En Finlande, envoyer une « dick pic » pourrait bientôt très mal se terminer pour vous

En Finlande, envoyer une « dick pic » pourrait bientôt très mal se terminer pour vous
La Finlande a décidé d'agir de façon très forte contre ceux qui considèrent qu'ils peuvent partager ce genre de clichés. Explications.

On pourrait presque parler de l’un des « maux » d’Internet. Avant les smartphones, les réseaux sociaux ou les applications de rencontre, le concept de « dick pic » ne représentait très probablement rien ou presque. Mais désormais, de nombreuses femmes en reçoivent souvent et n’hésitent pas à le faire savoir et à s’en plaindre. En Finlande, elles trouveront désormais une oreille attentive.

La Finlande a recours à l’arsenal juridique

L’an dernier, un footballeur star avait fait le buzz en envoyant une dick pic à la femme d’un coéquipier. Une situation qui avait donné un nouvel éclairage à un problème déjà connu. Il avait alors été sanctionné par l’attention médiatique qui a considérablement freiné sa carrière. La mannequin érotique Ginger Banks a imaginé une autre solution, très personnelle. Certaines applications tentent aussi de déployer des méthodes surprenantes.

Mais, il s’agit là de méthodes individuelles qui ne peuvent pas vraiment faire changer la situation. C’est sans doute pour cette raison que la Finlande a décidé d’agir plus fortement. Le pays nordique a en effet choisi d’avoir recours à la solution légale.

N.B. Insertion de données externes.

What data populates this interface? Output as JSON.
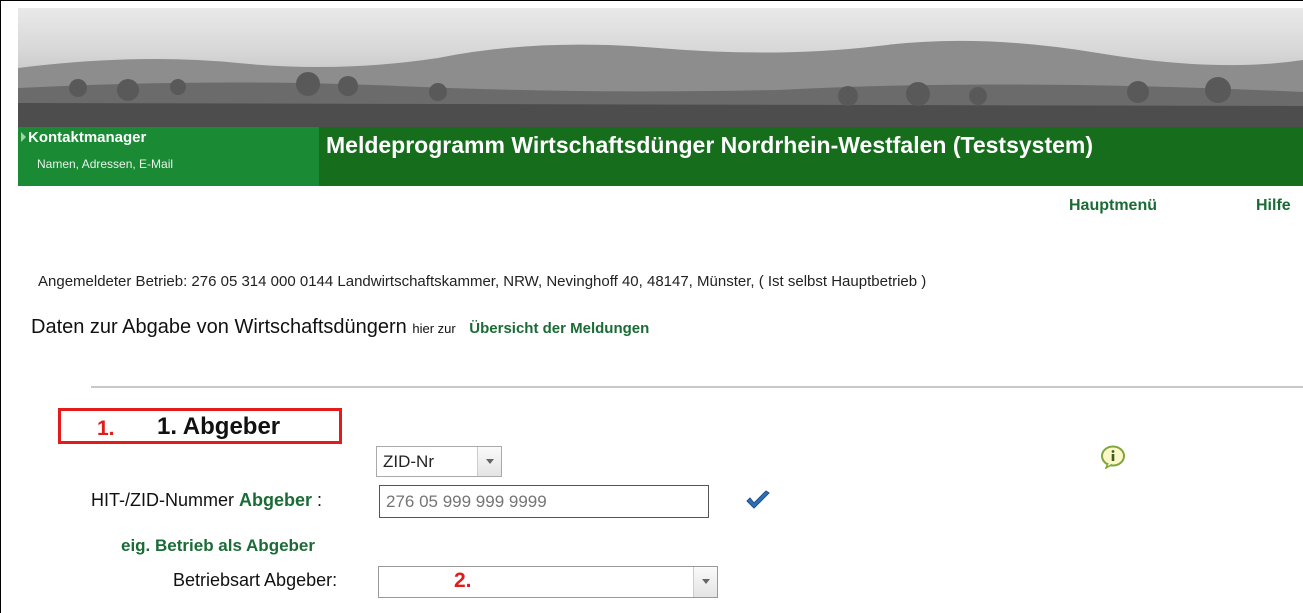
{
  "header": {
    "kontakt_title": "Kontaktmanager",
    "kontakt_sub": "Namen, Adressen, E-Mail",
    "program_title": "Meldeprogramm Wirtschaftsdünger Nordrhein-Westfalen (Testsystem)"
  },
  "nav": {
    "hauptmenu": "Hauptmenü",
    "hilfe": "Hilfe"
  },
  "info_line": "Angemeldeter Betrieb: 276 05 314 000 0144 Landwirtschaftskammer, NRW, Nevinghoff 40, 48147, Münster, ( Ist selbst Hauptbetrieb )",
  "daten": {
    "main": "Daten zur Abgabe von Wirtschaftsdüngern",
    "small": "hier zur",
    "link": "Übersicht der Meldungen"
  },
  "section1": {
    "annotation": "1.",
    "title": "1. Abgeber"
  },
  "id_type": {
    "selected": "ZID-Nr"
  },
  "hit": {
    "label": "HIT-/ZID-Nummer",
    "label_green": "Abgeber",
    "colon": ":",
    "placeholder": "276 05 999 999 9999"
  },
  "eig_link": "eig. Betrieb als Abgeber",
  "betriebsart": {
    "label": "Betriebsart Abgeber:",
    "annotation": "2."
  },
  "colors": {
    "green_dark": "#166e1d",
    "green_light": "#1a8a35",
    "link_green": "#1b6b37",
    "annotation_red": "#e31b1b"
  }
}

Le ministère de la Justice, a annoncé mardi 13 octobre que l’envoi non sollicité de photos de pénis pourrait désormais être sanctionné par une amende ou même une peine de prison. Le projet de loi devrait être présenté l’année prochaine, au Parlement, précise Le Parisien. Concrètement, le pays veut étendre la définition du harcèlement sexuel. Cela inclura désormais le fait « de harceler oralement, par des photos ou des messages , de prendre des photos d’autrui ou de s’exhiber soi-même ». A l’heure actuelle, le toucher est nécessaire pour définir le harcèlement sexuel en Finlande. La loi pourrait donc répondre à ce vide juridique.

Que risquez-vous pour une « dick pic » en France ?

Si la solution peut sembler extrême, il s’agit pourtant d’une réponse à un problème d’une ampleur insoupçonnée. Ainsi, l’ONG des droits de l’enfant Plan International a dévoilé grâce à une étude réalisée avec 14.000 personnes, que 35% des jeunes filles et jeunes avaient reçu un cliché de ce genre. La moitié avaient aussi été victimes de harcèlement sexuel. Plusieurs pays ou régions du monde ont déjà choisi d’agir comme l’Ecosse. Au Texas, l’envoi de clichés de ce genre peut être puni d’une amende de 500 dollars.

Qu’en est-il en France ? Comme l’expliquait le site 20 Minutes au mois de février 2019, il s’agit tout simplement d’une nouvelle version de l’exhibition sexuelle. Le média citait alors une étude dévoilé que 78% des femmes de 18 à 34 ans en France ont déjà reçu une « dick pic » non sollicitée. En 2017, la Miss France Camille Cerf poussait aussi un coup de gueule contre ces photos très osées.

Un avocat interrogé à l’époque expliquait que l’envoi intempestif de ce genre de clichés pouvait être passible d’un an d’emprisonnement et de 15.000 euros d’amende. Si les envois sont faits de façon répétée, on entre alors dans le cadre du harcèlement sexuel en France. Un comportement qui peut être punissable de deux ans d’emprisonnement et 30.000 euros d’amende, selon le collectif Féministes contre le cyberharcèlement. Le problème réside souvent dans la difficulté à pouvoir être entendu par les forces de l’ordre et la justice. L’évolution à venir de la législation en Finlande montre toutefois que la situation est en train de changer.